Last week, I posted a question to twitter to which I got VERY interesting responses. The topic was confidence, particularly self-confidence.
I'm not a new developer. I'm no longer a junior developer. But that doesn't mean that I'm not learning new things. That's part of being a developer, right? Continuing to be faced with problems and challenges that you need to solve and architect solutions for. I love that there are new things I face every day. It's honestly one of my most favorite parts of being a developer. And I do a fair amount to track my learning and growth. I journal. I have a digital notebook where I outline both what I want to learn and what I have learned. I do personal retrospectives every week that summarize what I've learned. I keep a "happy thoughts" folder where I have documents with positive feedback or screenshots of recognition I've received. And I make sure to reflect on where I was 6 months ago, a year ago, a few years ago, etc. But there are so many new things and what I'm realizing is that my attitude and confidence level are starting to make the largest impact on my productivity level.
I'm sure I'm not alone here. Sometimes I feel like I can tackle anything and other times I feel like I'm not even sure if I've learned anything over the past few years. But, it's not about practice. When I first mentioned code confidence on twitter, a lot of people responded with ideas for code exercises I could do, but I know that's not the core of the problem I'm solving. It's not about practice, it's about the fact that when I feel confident, on days where I'm making progress and feeling good, I accomplish a TON. I tackle hard problems. I pick up tickets no matter how familiar or unfamiliar I am with the area they deal with. When I ask questions, they are pointed and have been thoroughly thought through and researched until I truly am stuck. And when I pair, I drive effectively or offer solid thoughts on what direction we should go in next. I can almost always do more than I think I can, but only on those days where I'm feeling confident.
The days where I'm not confident, the opposite happens. I'm hesitant to pick up a ticket unless I can almost immediately see what the solve will be. When I pair, I often offer for the other person to drive and may suggest ideas quietly but infrequently. I think I'll get stuck early and therefore I do. I've worked with some great folks in the past and some not so great folks.

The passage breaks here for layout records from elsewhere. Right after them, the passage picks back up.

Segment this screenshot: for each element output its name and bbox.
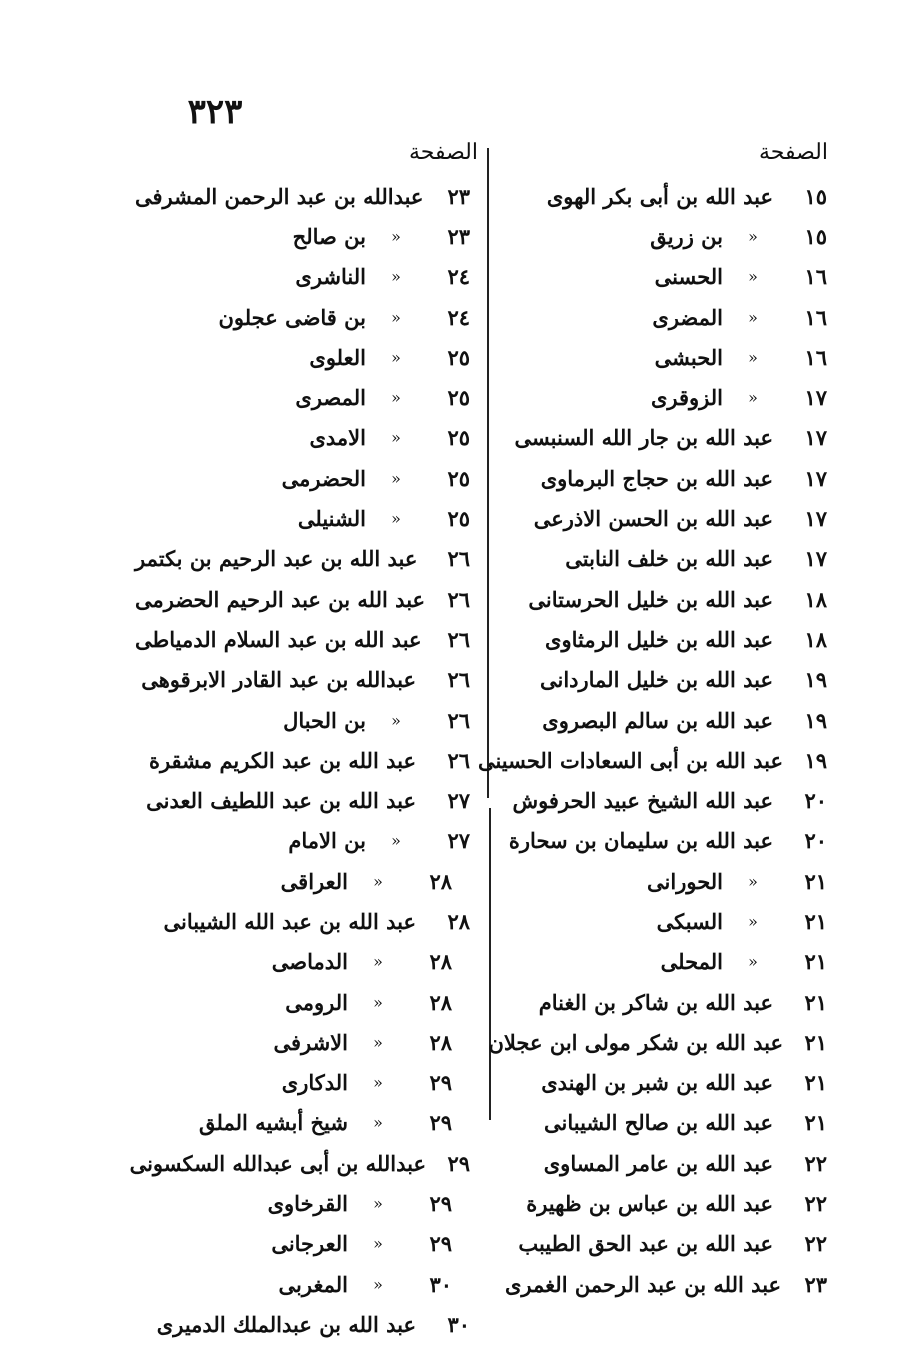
index-entry (135, 780, 470, 820)
entry-name: المغربى (278, 1271, 348, 1297)
ditto-mark: « (748, 226, 758, 246)
index-entry (505, 176, 827, 216)
entry-name: عبد الله بن عبد الله الشيبانى (163, 908, 416, 934)
index-entry (135, 579, 470, 619)
entry-page-number: ٢٨ (429, 1029, 452, 1055)
entry-page-number: ٢٧ (447, 788, 470, 814)
entry-page-number: ٢٣ (447, 183, 470, 209)
entry-name: عبدالله بن أبى عبدالله السكسونى (129, 1150, 426, 1176)
index-entry (505, 216, 827, 256)
entry-name: بن صالح (292, 223, 366, 249)
entry-page-number: ٢٥ (447, 465, 470, 491)
entry-name: بن قاضى عجلون (218, 304, 366, 330)
entry-name: الزوقرى (650, 385, 723, 411)
entry-page-number: ٢١ (804, 1070, 827, 1096)
ditto-mark: « (748, 307, 758, 327)
ditto-mark: « (373, 1032, 383, 1052)
index-entry (505, 1103, 827, 1143)
index-entry (488, 1022, 827, 1062)
entry-page-number: ١٧ (804, 385, 827, 411)
entry-name: الحسنى (654, 264, 723, 290)
index-entry (505, 257, 827, 297)
entry-name: عبد الله بن عبد الرحيم بن بكتمر (135, 546, 418, 572)
entry-page-number: ٢٩ (429, 1231, 452, 1257)
index-entry (505, 539, 827, 579)
entry-name: الحورانى (647, 868, 723, 894)
right-column (477, 176, 827, 1304)
entry-page-number: ١٨ (804, 626, 827, 652)
index-entry (505, 660, 827, 700)
entry-name: الامدى (309, 425, 366, 451)
ditto-mark: « (391, 509, 401, 529)
index-entry (135, 619, 470, 659)
entry-page-number: ٢٢ (804, 1231, 827, 1257)
entry-page-number: ١٨ (804, 586, 827, 612)
entry-name: عبد الله بن سالم البصروى (542, 707, 773, 733)
index-entry (135, 821, 470, 861)
entry-page-number: ١٧ (804, 546, 827, 572)
entry-page-number: ١٩ (804, 667, 827, 693)
entry-name: عبد الله بن الحسن الاذرعى (533, 506, 773, 532)
ditto-mark: « (373, 1274, 383, 1294)
ditto-mark: « (373, 1234, 383, 1254)
index-entry (505, 1143, 827, 1183)
entry-name: عبد الله بن خليل الرمثاوى (545, 626, 773, 652)
entry-name: عبد الله بن عبد الكريم مشقرة (148, 747, 416, 773)
entry-page-number: ٢٠ (804, 788, 827, 814)
index-entry (505, 821, 827, 861)
entry-page-number: ٢٦ (447, 747, 470, 773)
entry-page-number: ١٦ (804, 344, 827, 370)
entry-name: بن الحبال (283, 707, 366, 733)
index-entry (505, 942, 827, 982)
index-entry (135, 1022, 470, 1062)
left-column (129, 176, 470, 1345)
ditto-mark: « (391, 226, 401, 246)
index-entry (505, 619, 827, 659)
entry-name: العرجانى (271, 1231, 348, 1257)
entry-name: الدماصى (271, 949, 348, 975)
ditto-mark: « (391, 710, 401, 730)
entry-name: الحبشى (654, 344, 723, 370)
index-entry (135, 700, 470, 740)
entry-name: عبد الله بن شاكر بن الغنام (538, 989, 773, 1015)
entry-name: عبد الله بن خليل الحرستانى (528, 586, 773, 612)
ditto-mark: « (748, 267, 758, 287)
entry-page-number: ٢٩ (429, 1070, 452, 1096)
entry-name: عبد الله الشيخ عبيد الحرفوش (512, 788, 773, 814)
entry-name: شيخ أبشيه الملق (199, 1110, 348, 1136)
index-entry (505, 982, 827, 1022)
index-entry (505, 861, 827, 901)
left-column-header: الصفحة (408, 140, 478, 165)
entry-page-number: ٢٣ (447, 223, 470, 249)
entry-name: عبد الله بن عبد الحق الطيبب (518, 1231, 773, 1257)
index-entry (135, 1103, 470, 1143)
entry-name: عبد الله بن عبد الرحيم الحضرمى (135, 586, 426, 612)
entry-name: المضرى (652, 304, 723, 330)
index-entry (135, 216, 470, 256)
entry-page-number: ٢٤ (447, 304, 470, 330)
index-entry (505, 1183, 827, 1223)
index-entry (135, 539, 470, 579)
ditto-mark: « (373, 992, 383, 1012)
ditto-mark: « (391, 468, 401, 488)
entry-page-number: ٢٢ (804, 1150, 827, 1176)
index-entry (505, 901, 827, 941)
entry-name: عبد الله بن حجاج البرماوى (540, 465, 773, 491)
entry-name: بن زريق (650, 223, 723, 249)
entry-page-number: ٢٠ (804, 828, 827, 854)
entry-name: الاشرفى (273, 1029, 348, 1055)
index-entry (135, 1304, 470, 1344)
entry-page-number: ٢١ (804, 949, 827, 975)
entry-page-number: ١٦ (804, 304, 827, 330)
index-entry (505, 700, 827, 740)
entry-page-number: ٢٧ (447, 828, 470, 854)
index-entry (135, 1224, 470, 1264)
index-entry (505, 337, 827, 377)
entry-name: عبد الله بن عبد اللطيف العدنى (146, 788, 416, 814)
column-divider (487, 148, 489, 798)
ditto-mark: « (373, 1194, 383, 1214)
entry-page-number: ١٧ (804, 465, 827, 491)
entry-name: عبد الله بن صالح الشيبانى (544, 1110, 773, 1136)
entry-name: عبد الله بن عامر المساوى (543, 1150, 773, 1176)
entry-name: القرخاوى (267, 1191, 348, 1217)
index-entry (135, 176, 470, 216)
entry-page-number: ٢١ (804, 908, 827, 934)
ditto-mark: « (373, 952, 383, 972)
index-entry (129, 1143, 470, 1183)
entry-name: عبد الله بن عباس بن ظهيرة (526, 1191, 773, 1217)
ditto-mark: « (391, 831, 401, 851)
entry-name: بن الامام (288, 828, 366, 854)
entry-name: عبد الله بن أبى السعادات الحسينى (477, 747, 783, 773)
entry-name: عبد الله بن عبد السلام الدمياطى (135, 626, 422, 652)
index-entry (477, 740, 827, 780)
entry-name: عبد الله بن أبى بكر الهوى (546, 183, 773, 209)
ditto-mark: « (391, 307, 401, 327)
entry-name: عبد الله بن شكر مولى ابن عجلان (488, 1029, 783, 1055)
entry-page-number: ١٥ (804, 183, 827, 209)
index-entry (505, 297, 827, 337)
ditto-mark: « (748, 911, 758, 931)
entry-name: عبد الله بن جار الله السنبسى (514, 425, 773, 451)
entry-page-number: ٢٦ (447, 626, 470, 652)
ditto-mark: « (748, 347, 758, 367)
entry-page-number: ٢٥ (447, 344, 470, 370)
index-entry (135, 1183, 470, 1223)
column-divider (489, 808, 491, 1120)
index-entry (505, 1063, 827, 1103)
ditto-mark: « (748, 871, 758, 891)
ditto-mark: « (391, 428, 401, 448)
ditto-mark: « (373, 1113, 383, 1133)
entry-page-number: ١٩ (804, 707, 827, 733)
entry-name: المصرى (295, 385, 366, 411)
index-entry (135, 458, 470, 498)
index-entry (135, 1063, 470, 1103)
index-entry (505, 418, 827, 458)
index-entry (505, 1224, 827, 1264)
entry-page-number: ٢٦ (447, 707, 470, 733)
ditto-mark: « (373, 871, 383, 891)
entry-page-number: ٢٦ (447, 586, 470, 612)
entry-name: العراقى (280, 868, 348, 894)
index-entry (505, 498, 827, 538)
entry-page-number: ٢٨ (429, 868, 452, 894)
entry-page-number: ٢٨ (429, 989, 452, 1015)
entry-page-number: ٢٦ (447, 667, 470, 693)
entry-page-number: ٢٥ (447, 385, 470, 411)
entry-page-number: ٣٠ (429, 1271, 452, 1297)
entry-name: عبد الله بن خليل الماردانى (539, 667, 773, 693)
entry-page-number: ٢٥ (447, 506, 470, 532)
index-entry (135, 257, 470, 297)
entry-page-number: ٢٥ (447, 425, 470, 451)
entry-name: عبد الله بن شبر بن الهندى (541, 1070, 773, 1096)
entry-name: عبد الله بن خلف النابتى (565, 546, 773, 572)
entry-page-number: ١٧ (804, 506, 827, 532)
entry-page-number: ٢٣ (804, 1271, 827, 1297)
entry-name: عبدالله بن عبد القادر الابرقوهى (141, 667, 416, 693)
entry-name: عبد الله بن عبدالملك الدميرى (156, 1311, 416, 1337)
index-entry (135, 418, 470, 458)
index-entry (135, 740, 470, 780)
index-entry (505, 458, 827, 498)
entry-name: الشنيلى (297, 506, 366, 532)
index-entry (505, 1264, 827, 1304)
ditto-mark: « (748, 952, 758, 972)
index-entry (135, 901, 470, 941)
entry-name: الدكارى (281, 1070, 348, 1096)
entry-page-number: ٢٨ (429, 949, 452, 975)
ditto-mark: « (748, 388, 758, 408)
index-entry (135, 942, 470, 982)
entry-page-number: ١٥ (804, 223, 827, 249)
index-entry (135, 660, 470, 700)
ditto-mark: « (391, 388, 401, 408)
index-entry (135, 377, 470, 417)
entry-page-number: ٢١ (804, 989, 827, 1015)
entry-name: عبد الله بن سليمان بن سحارة (508, 828, 773, 854)
entry-name: الناشرى (295, 264, 366, 290)
entry-page-number: ٢٩ (429, 1191, 452, 1217)
ditto-mark: « (391, 267, 401, 287)
entry-name: المحلى (660, 949, 723, 975)
right-column-header: الصفحة (758, 140, 828, 165)
ditto-mark: « (391, 347, 401, 367)
entry-page-number: ٢١ (804, 1029, 827, 1055)
entry-page-number: ٢٨ (447, 908, 470, 934)
entry-name: السبكى (656, 908, 723, 934)
index-entry (135, 498, 470, 538)
entry-page-number: ٢٩ (447, 1150, 470, 1176)
entry-page-number: ٢٢ (804, 1191, 827, 1217)
entry-page-number: ٣٠ (447, 1311, 470, 1337)
entry-name: العلوى (309, 344, 366, 370)
index-entry (135, 982, 470, 1022)
entry-page-number: ١٧ (804, 425, 827, 451)
index-entry (505, 579, 827, 619)
entry-page-number: ٢٤ (447, 264, 470, 290)
entry-page-number: ٢٩ (429, 1110, 452, 1136)
index-entry (135, 1264, 470, 1304)
page-number: ٣٢٣ (187, 92, 243, 132)
entry-page-number: ٢١ (804, 1110, 827, 1136)
entry-name: الحضرمى (281, 465, 366, 491)
index-entry (135, 861, 470, 901)
index-entry (135, 297, 470, 337)
entry-page-number: ١٩ (804, 747, 827, 773)
entry-name: الرومى (285, 989, 348, 1015)
index-entry (135, 337, 470, 377)
entry-page-number: ٢١ (804, 868, 827, 894)
index-entry (505, 780, 827, 820)
index-entry (505, 377, 827, 417)
entry-page-number: ٢٦ (447, 546, 470, 572)
entry-page-number: ١٦ (804, 264, 827, 290)
entry-name: عبد الله بن عبد الرحمن الغمرى (505, 1271, 782, 1297)
entry-name: عبدالله بن عبد الرحمن المشرفى (135, 183, 424, 209)
ditto-mark: « (373, 1073, 383, 1093)
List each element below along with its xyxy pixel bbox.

I've worked on teams and in situations where the disrespect is obvious and it's hard to be heard or seen as a peer. This is often exasperated by the fact that I work remote. Sometimes in person, it's easier to lift yourself out of a lower place because you have other people around to help you do so. No matter how much chat interaction you have, when people can't see you and you can't see people, it's easy to stare at code and mope until you can reach out for help, and if that request for help goes unanswered or the wrong person answers that cry for help is more easily muted as a remote worker.
The right pair or right sentence can lift me out of a funk and into a better place but I don't want to have to depend on others to do this.
Every year I set goals for myself and every quarter I revisit them. This quarter (and for the next 6 months), I decided that working on my code confidence, or my ability to stay in this confident, more positive mindset for more days or more hours at a time. There are a variety of action steps I've outlined for myself to make progress on this goal but step one is how do I even track this?! I'm curious to learn id there are trends related to when I feel more or less confident. Is it when I get good code reviews from folks on my team? Or does a more difficult review make a difference? Is there a difference between Mondays and Fridays? Do I have confident streaks and then streaks of not feeling confident? Do both trends last the same amount of time? What questions should I be asking myself about this covering some sort of survey or scale on this topic? Does my assessment of the difficulty of tasks I'm working on make a difference? Should that even be noted?
An easy way to track this is to just be able to mark down a happy face or a frown face (or red days and green days) and then go from there, but maybe there are more questions that I'm not thinking about. And if it's just a happy face or frown face, there isn't much context or ability to determine patterns or trends related to it. This is going to be subjective and that's ok. This is really just an experiment for me to think about me, which is why I also want it to be EASY.
Does an app like this exist? Is anyone else doing anything like this? The best way to solve a problem is to know as much about it as possible and so that's what I'm trying to do.